The research activity of Serena Silvi consists in the
photochemical and electrochemical study of complex molecular and
supramolecular systems.
The main investigated systems are:
- pseudorotaxanes, rotaxanes and catenanes, as prototypes of
artificial molecular machines
- photochromic systems (like azobenzene and spiropyrans)
- metal complexes
- inorganic semiconductor nanocrystals
These systems are characterized in their basic physicochemical
properties, and then they are exploited as molecular components for
artificial molecular machines or systems for information
processing.
The scientific activity of Serena Silvi concerns the design and
the photophysical, photochemical and electrochemical study of
molecular and supramolecular complex systems, which can perform
useful functions. Three main research subjects can be
identified:
1. Artificial molecular machines
This research theme consists in the design and characterization
of supramolecular systems, like rotaxanes, catenanes and related
species, whose molecular components can perform rotary or linear
movements, upon appropriate external stimuli. The aim of this
research is obtaining potentially useful functions from the
operation of these machines: for example the insertion into systems
like the liposomes allow the study of their effect on the stability
of the membranes; in addition it is possible to design machines
capable of catching and releasing other molecular species, or
capable of performing a mechanical work, which can be amplified
from the molecular to the macroscopic level.
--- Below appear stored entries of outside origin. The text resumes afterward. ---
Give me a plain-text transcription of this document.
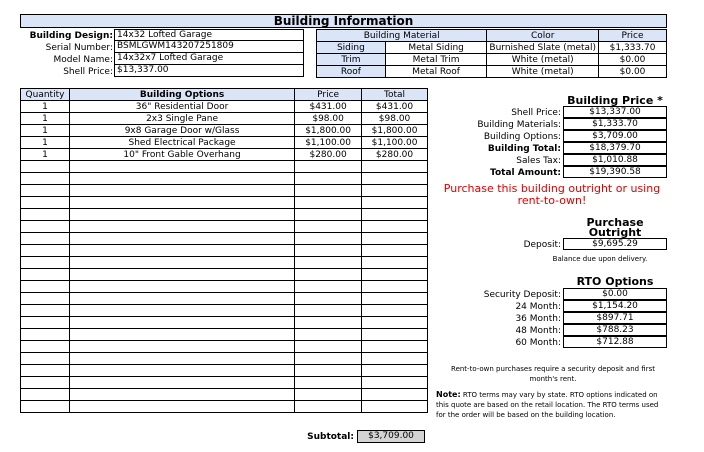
Building Information
Building Design: 14x32 Lofted Garage
Serial Number: BSMLGWM143207251809
Model Name: 14x32x7 Lofted Garage
Shell Price: $13,337.00
Building Material		Color	Price
Siding	Metal Siding	Burnished Slate (metal)	$1,333.70
Trim	Metal Trim	White (metal)	$0.00
Roof	Metal Roof	White (metal)	$0.00
Quantity	Building Options	Price	Total
1	36" Residential Door	$431.00	$431.00
1	2x3 Single Pane	$98.00	$98.00
1	9x8 Garage Door w/Glass	$1,800.00	$1,800.00
1	Shed Electrical Package	$1,100.00	$1,100.00
1	10" Front Gable Overhang	$280.00	$280.00

Subtotal:	$3,709.00
Building Price *
Shell Price:	$13,337.00
Building Materials:	$1,333.70
Building Options:	$3,709.00
Building Total:	$18,379.70
Sales Tax:	$1,010.88
Total Amount:	$19,390.58
Purchase this building outright or using rent-to-own!
Purchase
Outright
Deposit:	$9,695.29
Balance due upon delivery.
RTO Options
Security Deposit:	$0.00
24 Month:	$1,154.20
36 Month:	$897.71
48 Month:	$788.23
60 Month:	$712.88
Rent-to-own purchases require a security deposit and first month's rent.
Note: RTO terms may vary by state. RTO options indicated on this quote are based on the retail location. The RTO terms used for the order will be based on the building location.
2. Systems for information processing
This research theme consists in the design and characterization
of molecular and supramolecular systems capable of gathering,
storing and processing information. The investigated molecular
species are able, for example to perform the function of molecular
logic gates. The “bottom-up” approach to the miniaturization could
be useful not only to reduce the dimension of the components and
improve the performances of computers, but also to develop new
technologies and materials.
3. Organic-inorganic hybrid systems based on semiconductor
nanocrystals
Inorganic semiconductor nanocrystals (quantum dots) are
materials with interesting photophysical properties, like a large
molar absorption coefficient in a wide range and a narrow and
intense luminescence, whose energy can be tuned with the dimensions
of the nanocrystal. Quantum dots can be functionalized on their
surface with organic ligands, which can give electron or energy
transfer processes with the nanocrystals. Investigation of these
processes is important not only for the comprehension of the
photophysics of these complex systems, but also to design
functional materials, in which the interaction between inorganic
nanocrystals and organic molecules can be exploited to obtain
advanced sensing functions.